ペンネを細目(1.4mm)のスパゲッティに代えて。

 

  残念ながらこれも義母には不評であった。ペンネも問題だったかもしれないが、薄切りにしたゴボウもだめだったのである。いやむしろ、ゴボウの方がだめだったらしい。チーズソースやトマトソースのペンネは、義母も食べていたのだから。

   実は、私にとってもいくぶん問題があった。味はまったく問題ない。じつにおいしいのである。だが、舌触りというか、口中における触覚が気になるのである。パスタとゴボウをいっしょに噛んでいると、ゴボウだけが口に残る。ゴボウとパスタの物理的な性質にギャップがあるということである。
  ゴボウだけを食べれば、それはおいしい。パスタだけを食べれば、それはおいしい。しかし、二つをいっしょに口に入れるのは、混じり合ったおいしさを味わうためなので、分離してしまうのは避けたいのである。

  次に試みたのは、ゴボウを千切りにすることである。
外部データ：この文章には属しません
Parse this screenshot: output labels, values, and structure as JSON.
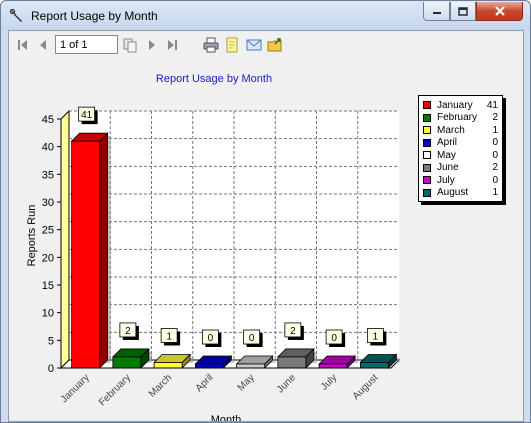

ゴボウが細かくなった
ことで、義母は問題なく食べられるようになった。ところが、妻から「ゴボウを食べた気がしない」と不平が出た。私も同感である。ゴボウの風味だけという感じで、物足りないのである。じつにわがままな話だが、パスタとゴボウの堅さの差が気になっての変更にもかかわらず、今度はゴボウの歯触りが欲しいのである。

  そこでやっと思いついたのである。ゴボウと言ったら「ささがき」である。不思議なことに、「ゴボウをパスタに」と考えていると和食固有の「ささがき」のイメージはどっかに飛んでしまっていたらしい。

ささがき牛蒡のペペロンチーノ

今はずっとこのパターンで。

  「ささがき牛蒡のペペロンチーノ」となって、私と妻は大満足である。しかし、義母の問題は逆戻りしてしまった。お手上げである。

  結論。
「牛蒡のペペロンチーノ」は、義母用の食事とは別に作ること。

  その後、「牛蒡のペペロンチーノ」は、かなりの頻度でリクエストされるほどの妻のお気に入りになった。その時には、妻が義母の食事を用意し、私がパスタを作るのである。
  「牛蒡のペペロンチーノ」は、定番の昼食になりつつある。じつに簡単な料理で、じつに満足できるのである(ワインの白を添えれば、なおさら)。

(2011/11/17)


  1. 牛蒡を食事に出したからといってそれは捕虜虐待にはあたらないと言うことはできるが、「捕虜虐待」そのものがなかったと言いたいわけではない。